The flight back to New York after the sun of southern Florida took no time. Clouds and rainy weather near New York made for a turbulent last leg and when we reached the airport the alarms were going off because someone had tried to exit through a restricted doorway. Welcome back, it said, there will be no let-up now.
Back at work the next morning, I watched the developing coronavirus story with growing unease. The lackadaisical public reception here reminded me of the early days of the AIDS pandemic. People just didn't want to know.

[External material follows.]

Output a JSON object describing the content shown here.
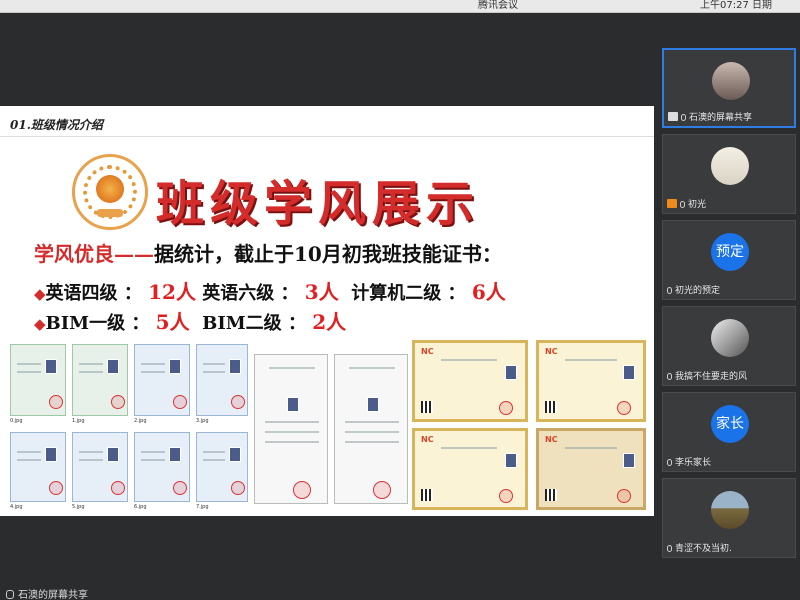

In fact, it looked like an action replay of 1984 in front of my eyes – yet another high handed, uncaring Republican president was busy telling us that the threat was contained and unworthy of our alarm or interest.
So that's when I started to prepare. The first thing you learn about Trump is that his biggest lies are always told to protect himself. The more ass-covering he indulges in, the closer you are to the truth.
A pandemic would clearly be bad news for his reelection chances so he was telling the cameras there was nothing to worry about. It was such an obvious lie. In fact, soon enough, he would have the virus himself.
That week in February, I wore a face mask to the grocery store and a woman in the bread aisle rolled her eyes at me. Look at this dumb snowflake, her expression said. She was somewhere in her early 60's. Who's rolling their eyes now?
Now, more Americans have died of the Covid-19 than citizens and soldiers in the whole of World War II. Now, the vaccines are being distributed so slowly because back in June, Jared Kushner publicly asked why he should come to the aid of blue states at all?
Now we can begin to count the cost of Trump's indifference to all but his own fate and see the scale of the ruin he led us into.
I don't know why it took an insurrection on the Capitol for the majority of white Americans to understand that this was where Trump's presidency was always headed.
I don't know why it took 452,279 deaths to understand that he was unfit to govern at all. I don't know why they thought that they alone would escape the attacks he led and the mayhem he visited on every other minority in the nation.
The only thing to do now to bring this whole sorry chapter to a close is to impeach him and invoke the 14th Amendment on the members of his party that incited an insurrection with their blatant repeated lies. A vast pyre of the American dead demands it – and justice must be served soon - if that pyre is not to grow.